Note: The following is the first installment of a three-part series on the Marimekko chart by Tableau Zen Master Jonathan Drummey. Tableau 10 gives you precise control over the width of your bars, enabling this new chart type.
The Marimekko design firm of Helsinki, Finland exemplified the exuberant and colorful design style of the 1960s. The firm’s vivid fabrics and furnishings were a favorite among the decade’s bold and beautiful. In 1960, Jackie Kennedy campaigned for her husband, John, in Marimekko dresses. The Marimekko style remains popular to this day in design and, you may be surprised to learn, in data visualization.
A Marimekko chart is a two-dimensional stacked chart of stacked, contiguous bars—looking somewhat like a Marimekko fabric. Marimekko charts combine visual pop with information. The eye captures two levels of information as it admires the colorful pattern the chart creates.
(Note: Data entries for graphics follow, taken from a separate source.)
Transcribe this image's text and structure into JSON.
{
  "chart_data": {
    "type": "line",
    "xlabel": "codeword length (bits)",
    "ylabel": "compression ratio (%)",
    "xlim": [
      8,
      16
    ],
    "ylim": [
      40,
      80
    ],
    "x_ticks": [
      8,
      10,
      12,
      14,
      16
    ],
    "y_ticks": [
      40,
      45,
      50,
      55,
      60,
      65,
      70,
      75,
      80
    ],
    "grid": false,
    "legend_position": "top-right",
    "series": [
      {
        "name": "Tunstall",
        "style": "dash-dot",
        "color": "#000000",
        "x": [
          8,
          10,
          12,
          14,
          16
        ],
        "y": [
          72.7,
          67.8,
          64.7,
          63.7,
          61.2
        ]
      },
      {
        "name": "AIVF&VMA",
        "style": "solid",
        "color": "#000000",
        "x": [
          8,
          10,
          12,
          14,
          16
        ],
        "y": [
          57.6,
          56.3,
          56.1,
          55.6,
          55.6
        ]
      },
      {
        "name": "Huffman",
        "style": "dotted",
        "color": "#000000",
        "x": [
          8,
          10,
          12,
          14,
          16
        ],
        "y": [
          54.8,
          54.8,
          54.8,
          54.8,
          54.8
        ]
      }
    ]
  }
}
The Marimekko chart goes by other names as well. I’ve seen it also called a mosaic plot, matrix chart, stacked spinogram, spineplot, olympic or submarine chart, a Mondrian diagram, or even shortened to just mekko chart. And there are just as many ways of defining this chart type:
- A combination of a 100% stacked column chart and 100% stacked horizontal-bar chart using a different variable for each
- A variable-width stacked column chart
- A way to show part-to-whole relationships across two variables at once
- A way to show the frequencies of a contingency table where the area of each displayed cell is proportional to the whole
We’ll call it Marimekko because that’s a common name in the Tableau world, though mosaic plot is the more widely-used name. I suspect that the reason Tableau users have wanted this chart since 2009 is that it combines multiple variables of data into a single rectangle of a plot. And “chunking” likely feels more efficient, even when it creates a more complicated graph that requires explanation.
But if you have to explain how to read a given chart to your users, then it’s probably not a good chart to stick on a dashboard for general use (because as much as we try to write instructions and create links to Online Help guides, how much do people actually use them?). That said, a more complicated chart type can be a fantastic tool for storytelling, as seen in Hans Rosling’s TED talk, “The Best Stats You’ve Ever Seen.”
Let me tell you a story using a famous example of Simpson’s paradox (also known as the Simpson-Yule effect). Briefly stated, Simpson’s paradox is where a trend appears in one direction when we look at the data as a whole, and then the trend reverses direction when we look at groups of the data (or vice versa).
In the early 1970s, there was a gender-bias lawsuit against the Graduate Division of the University of California Berkeley charging that women were being discriminated against in the admissions process. On an overall basis, the data seemed to agree. In the fall of 1973, there were 3,421 females and 8,442 males admitted, with admission rates of roughly 35% and 44% each:
A group of UC Berkeley faculty and staff obtained detailed admissions data and came to a different conclusion. The group's famous paper concluded that at the department level, there was a small but significant bias in graduate admissions in the opposite direction toward women.
If we break down the data by department for the six largest departments, we can see that different story. In four of the six largest departments, there was actually a higher proportion of women admitted than men, though for the overall acceptance, women had a lower admission rate:
Why the apparent paradox? The reason is due to a hidden lurking variable, in this case the number of women and men applying to each department. Here’s a set of stacked bars that show the number of women and men applying:
There are many more men than women applying to departments A and B, and that is weighting the results. Seeing the relationship between the number of applicants and admission rate in two separate charts is harder to tease out. This is where the Marimekko plot can come into play since it lets us display both measures at once.
The admission rate for each gender and department is still on the y-axis as a 100% stacked bars and the number of applicants is used to size each column. And in the spirit of going for it, I asked for some help on the visuals. My colleague and data fashionista Anya A’Hearn applied design elements from an actual Marimekko print to make it gorgeous:
With the Marimekko plot, the weighting that creates Simpson’s paradox becomes really apparent. In departments A and B, there’s a high admission rate for both genders and a much larger proportion of male applicants. That effectively pulls up the overall admission rate for men while in other departments, there’s a lower admission rate for men and a more equal proportion of male and female applicants.
The above view is not a single chart in Tableau. Instead it’s created as a dashboard with various images and text for design elements. The data is displayed in three worksheets: the main Marimekko chart itself, a second Marimekko for the overall proportions, and a third worksheet to act as the department header. An alternative view that only uses two worksheets uses a reference line to show the overall proportions:
Now that you know what a Marimekko is and when it’s most useful, it’s time to start building in Tableau 10. In the next installment of this series, I’ll share the steps to building a Marimekko chart in Tableau. And in the final installment, I’ll cover some alternatives to Marimekko charts that are easier to build.